Radiant Babies and Subway Drawings: See Keith Haring's Early Artwork From the Brooklyn Museum Retrospective

Keith Haring's "Untitled," 1982, sumi ink on paper
(© Keith Haring Foundation)

WHAT: Keith Haring 1978-1982

WHEN: March 16-July 8, Wednesday, Friday-Sunday 11:00 a.m.-6:00 p.m., Thursday 11:00 a.m.-10:00 p.m., first Saturday of each month 11:00 a.m.-11:00 p.m.
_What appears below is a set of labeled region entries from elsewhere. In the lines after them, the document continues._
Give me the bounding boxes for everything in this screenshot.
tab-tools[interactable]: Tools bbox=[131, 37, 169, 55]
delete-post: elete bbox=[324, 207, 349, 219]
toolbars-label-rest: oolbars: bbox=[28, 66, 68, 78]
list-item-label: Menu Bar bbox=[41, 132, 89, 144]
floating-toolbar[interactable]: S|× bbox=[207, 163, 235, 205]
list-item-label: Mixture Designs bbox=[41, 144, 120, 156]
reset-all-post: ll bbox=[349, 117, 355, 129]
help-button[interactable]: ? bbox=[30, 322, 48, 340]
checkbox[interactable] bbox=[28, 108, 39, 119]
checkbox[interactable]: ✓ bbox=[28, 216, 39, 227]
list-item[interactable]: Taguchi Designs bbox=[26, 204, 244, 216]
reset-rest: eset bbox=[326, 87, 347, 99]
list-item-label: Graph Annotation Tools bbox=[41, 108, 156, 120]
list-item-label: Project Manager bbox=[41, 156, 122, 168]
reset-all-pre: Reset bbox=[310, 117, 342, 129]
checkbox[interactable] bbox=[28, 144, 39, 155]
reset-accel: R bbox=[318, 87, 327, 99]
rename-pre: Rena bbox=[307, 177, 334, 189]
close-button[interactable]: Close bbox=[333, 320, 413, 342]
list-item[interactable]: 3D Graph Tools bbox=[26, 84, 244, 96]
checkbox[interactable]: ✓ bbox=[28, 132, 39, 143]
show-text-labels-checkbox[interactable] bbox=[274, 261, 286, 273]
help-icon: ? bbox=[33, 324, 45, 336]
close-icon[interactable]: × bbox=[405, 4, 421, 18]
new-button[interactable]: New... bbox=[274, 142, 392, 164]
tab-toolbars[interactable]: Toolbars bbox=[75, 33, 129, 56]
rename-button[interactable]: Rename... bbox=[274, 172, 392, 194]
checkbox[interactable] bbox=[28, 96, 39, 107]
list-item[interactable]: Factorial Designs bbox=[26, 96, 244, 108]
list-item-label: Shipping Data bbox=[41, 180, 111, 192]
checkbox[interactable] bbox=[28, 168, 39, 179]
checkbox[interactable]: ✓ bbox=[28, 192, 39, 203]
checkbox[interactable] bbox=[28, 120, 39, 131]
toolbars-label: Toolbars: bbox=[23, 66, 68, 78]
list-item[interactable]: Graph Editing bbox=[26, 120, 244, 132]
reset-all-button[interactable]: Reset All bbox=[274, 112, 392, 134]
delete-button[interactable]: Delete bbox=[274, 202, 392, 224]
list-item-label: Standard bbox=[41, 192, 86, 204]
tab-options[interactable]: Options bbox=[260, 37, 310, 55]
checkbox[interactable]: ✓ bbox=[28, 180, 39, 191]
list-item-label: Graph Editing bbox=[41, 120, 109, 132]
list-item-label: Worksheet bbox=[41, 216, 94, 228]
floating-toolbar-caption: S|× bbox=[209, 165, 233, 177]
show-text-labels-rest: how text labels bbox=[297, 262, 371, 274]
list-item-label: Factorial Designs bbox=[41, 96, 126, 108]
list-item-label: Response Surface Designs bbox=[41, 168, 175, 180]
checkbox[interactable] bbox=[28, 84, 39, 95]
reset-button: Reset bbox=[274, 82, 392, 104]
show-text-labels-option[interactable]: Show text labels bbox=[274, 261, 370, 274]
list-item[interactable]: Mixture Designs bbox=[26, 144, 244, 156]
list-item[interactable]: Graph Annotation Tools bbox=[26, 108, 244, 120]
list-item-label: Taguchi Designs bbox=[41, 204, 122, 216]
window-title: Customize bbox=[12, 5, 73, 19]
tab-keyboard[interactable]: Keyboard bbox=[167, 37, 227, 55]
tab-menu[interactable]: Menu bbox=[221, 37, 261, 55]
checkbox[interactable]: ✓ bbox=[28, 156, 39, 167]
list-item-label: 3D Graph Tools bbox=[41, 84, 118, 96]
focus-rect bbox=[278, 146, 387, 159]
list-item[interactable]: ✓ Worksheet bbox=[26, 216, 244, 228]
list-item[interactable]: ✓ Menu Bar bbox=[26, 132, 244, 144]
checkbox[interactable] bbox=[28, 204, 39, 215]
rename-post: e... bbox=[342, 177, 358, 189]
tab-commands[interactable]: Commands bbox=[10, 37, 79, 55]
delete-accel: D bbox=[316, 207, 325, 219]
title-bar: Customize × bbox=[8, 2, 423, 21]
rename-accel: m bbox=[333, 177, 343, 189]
WHERE: Brooklyn Museum, 200 Eastern Parkway, Brooklyn, New York



WHY THIS SHOW MATTERS: Crack is still wack. Remember that when you visit the first large-scale exhibition to highlight Keith Haring’s early career, featuring a selection from his iconic political and playful repertoire, organized by the Brooklyn Musuem. The museum amassed 155 works on paper and more than 150 archival objects, along with experimental videos, sketchbooks, journals, exhibition flyers, posters, subway drawings, and documentary photographs to bring to light the evolution of Haring’s neo-primitive style and massive cultural influence. Painstakingly delicate geometric renderings, like those shown at Gladstone Gallery’s 2011 exhibition, as well as the “Manhattan Penis Drawings for Ken Hicks” (1978), will be shown alongside humorous ephemera like the artist’s Mudd Club I.D. The pass into the downtown punk scene’s “Mudd College of Deviant Behavior” states in the fine print, “Falsification of any statements made herein is punishable by fine or imprisonment or both,” and sports Haring’s “frontal view” headshot, adorned with orange eyeglasses. An “Untitled Journal Drawings” from 1977 skillfully traps a single blue “o” in an entire page of impeccable bright-red letter patterns. The show is a testament to the artist’s dedicated career, which bridged underground activism, connected a massive network of artists, and helped define a period in the history of New York’s vibrant bohemian culture.